Dando prosseguimento à linha narrativa que vínhamos adotando, assinalemos a postura doutrinária de Mirabete sobre o aborto eugênico: "Não prevê a lei a exclusão da ilicitude do aborto eugênico (ou eugenésico, ou eugenético, ou piedoso), que é o executado ante a prova ou até a suspeita de que o filho virá ao mundo com anomalias graves ou fatais (anencefalia ou acrania, p. ex.), embora haja movimentos, a nosso ver totalmente justificados, em favor da legalização dessa prática. Já há precedentes jurisprudenciais no sentido de que, provada a anomalia grave, o aborto deve ser autorizado, mas os alvarás concedidos ainda não encontram apoio nem no direito material nem no direito processual". As ponderações do eminente jurista são claras no que se refere ao tratamento jurídico dado à matéria em questão. Note-se que, não obstante ressalte a existência de alvarás aptos a autorizar a prática abortiva, eles não encontram sustentação legal. Dito de outra forma, a despeito de haver a possibilidade de consentir a interrupção da gravidez em casos de anencefalia, tal consentimento não está amparado juridicamente. Em suma, permanece como conduta alheia ao universo do direito.

Poderia soar estranho, e mesmo contraditório, que falar-se em aborto não significa referir-se a uma inequívoca violação à vida, não sendo, assim, um desrespeito notório aos princípios do direito em geral. Essa estranheza não se manifesta despropositada, em que pesem alguns aspectos cuja defesa seja necessária para a compreensão das premissas desse trabalho.

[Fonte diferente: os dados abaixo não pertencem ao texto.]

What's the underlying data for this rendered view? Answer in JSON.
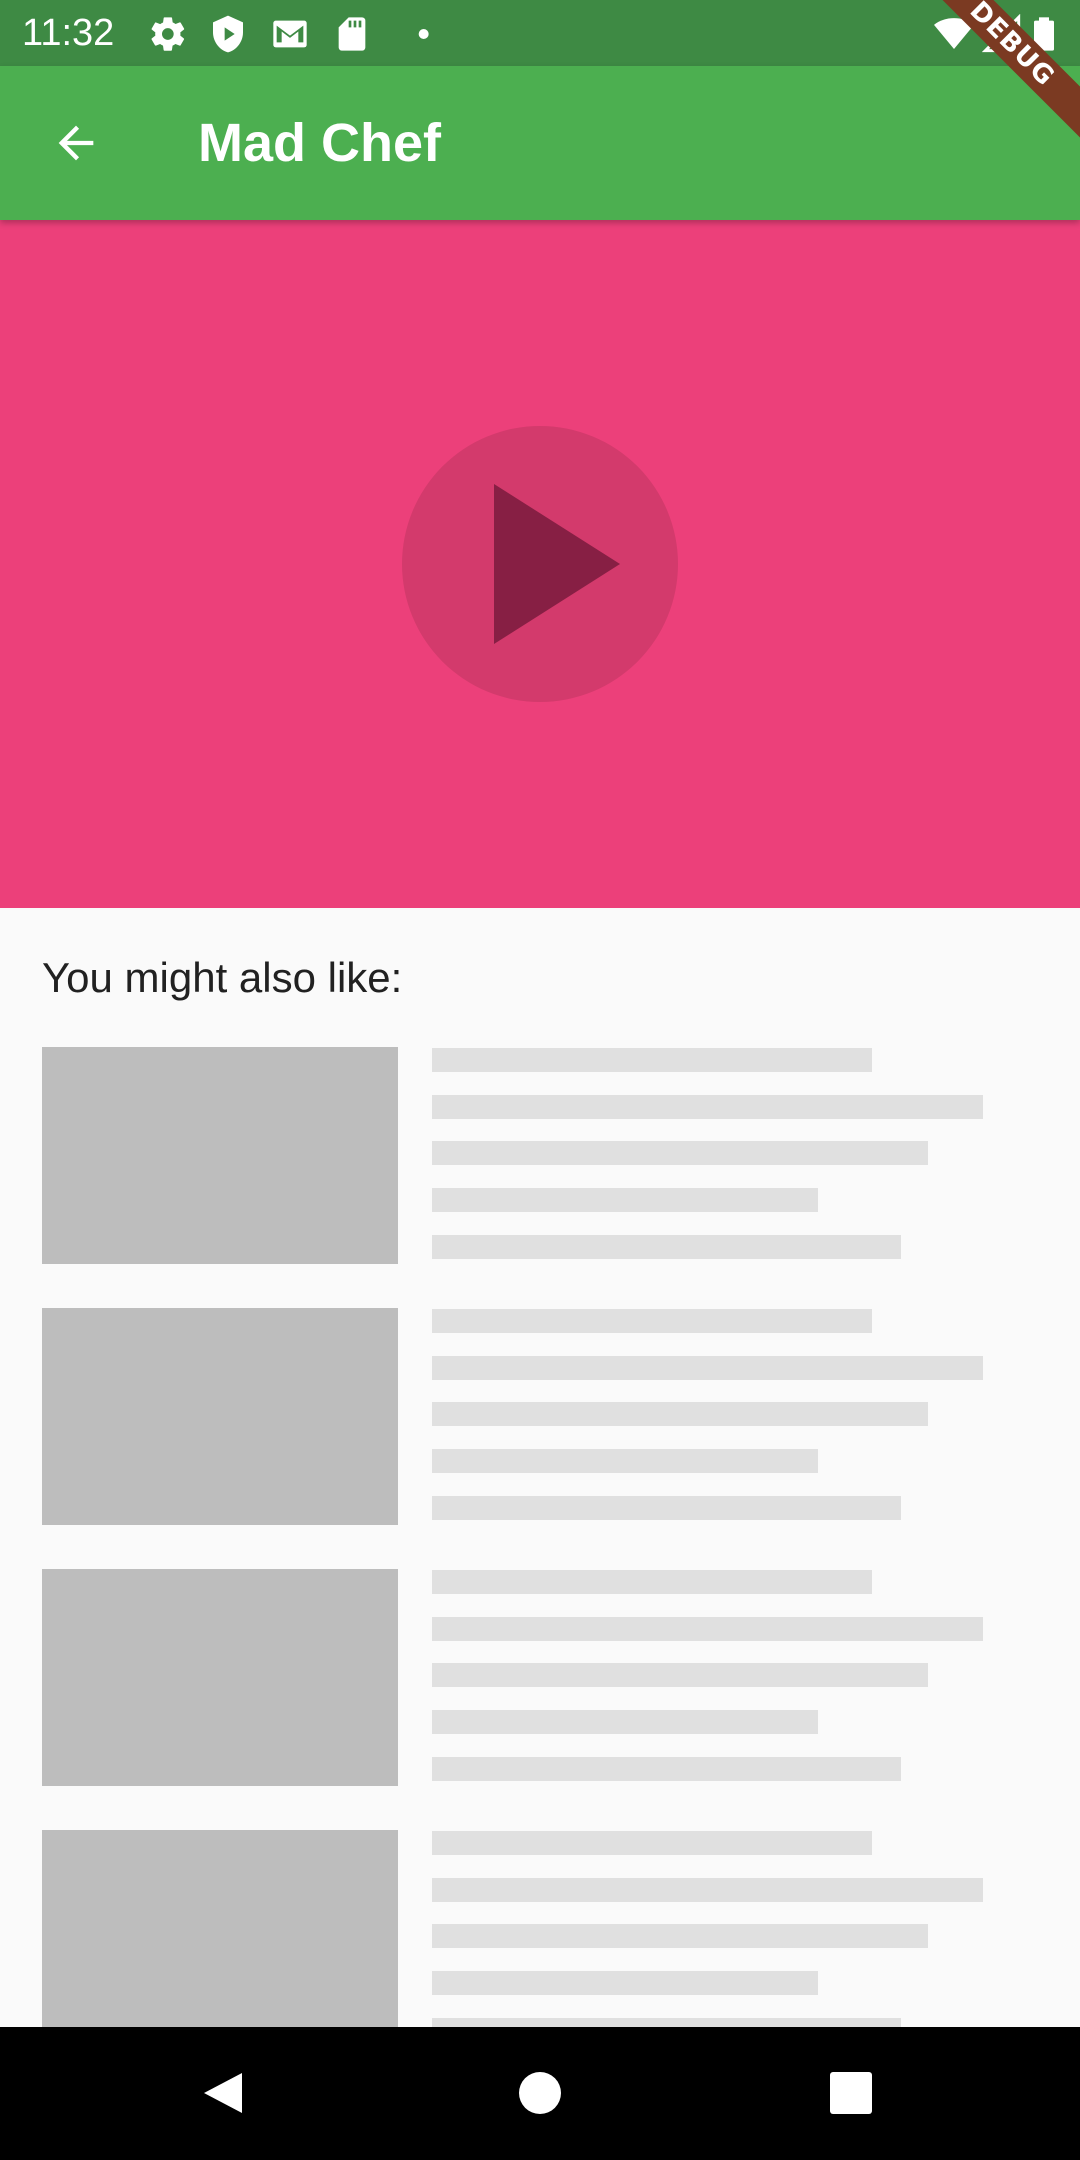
{
  "status_bar": {
    "time": "11:32",
    "icons": [
      "settings-icon",
      "shield-icon",
      "gmail-icon",
      "sd-card-icon",
      "dot-icon",
      "wifi-icon",
      "signal-icon",
      "battery-icon"
    ]
  },
  "debug_banner": "DEBUG",
  "app_bar": {
    "title": "Mad Chef",
    "back_icon": "arrow-back-icon",
    "color": "#4CAF50"
  },
  "video": {
    "background_color": "#EC407A",
    "play_icon": "play-icon"
  },
  "recommendations": {
    "title": "You might also like:",
    "items": [
      {
        "placeholder": true
      },
      {
        "placeholder": true
      },
      {
        "placeholder": true
      },
      {
        "placeholder": true
      }
    ]
  },
  "nav_bar": {
    "buttons": [
      "back-triangle-icon",
      "home-circle-icon",
      "recents-square-icon"
    ]
  }
}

A prática de aborto de feto anencéfalo não poderá ser considerada antijurídica, já que o aborto relaciona-se à interrupção de uma vida em curso. Não sendo, pois, o feto anencéfalo dotado de vida, de acordo com as ponderações médicas, inexistiria pertinência em considerá-lo crime. Notemos: "Portanto, entendemos que o feto, desde sua concepção até o momento em que se constatou clinicamente a anencefalia, era merecedor de tutela penal, pelo pressuposto da existência de vida. Mas, a partir do momento em que se comprovou a morte encefálica, deixou de ser amparado pelo art. 124 do CP".

A despeito da proibição prevista no Estatuto Repressivo Penal, na prática há uma possibilidade para autorizar o tipo de abortamento que vimos analisando. Referimo-nos à inexigibilidade de conduta diversa. É justo exigir-se da mãe conduta diferente da adoção do aborto diante da ciência de que seu filho é um ser anencéfalo? E no caso dessa mãe ter abortado, é justo condená-la por isso? O que deve se entender por exigibilidade de conduta diversa? Qual é seu fundamento? Rogério Greco explica que é "a possibilidade que tinha o agente de, no momento da ação ou omissão, agir de acordo com o direito, considerando-se sua particular condição de pessoa humana". Do contrário, se o agente não dispunha da possibilidade acima aludida, não haveria como dele exigir a conduta diversa. Trata-se, nesse caso, de uma exclusão supralegal da culpabilidade. No Código Penal brasileiro, estão previstas duas situações de tal exclusão: a coação irresistível e a obediência hierárquica". Ambas estão insculpidas no art. 22, que diz: "Se o fato é cometido sob coação irresistível ou em estrita obediência a ordem, não manifestamente ilegal, de superior hierárquico, só é punível o autor da coação ou da ordem".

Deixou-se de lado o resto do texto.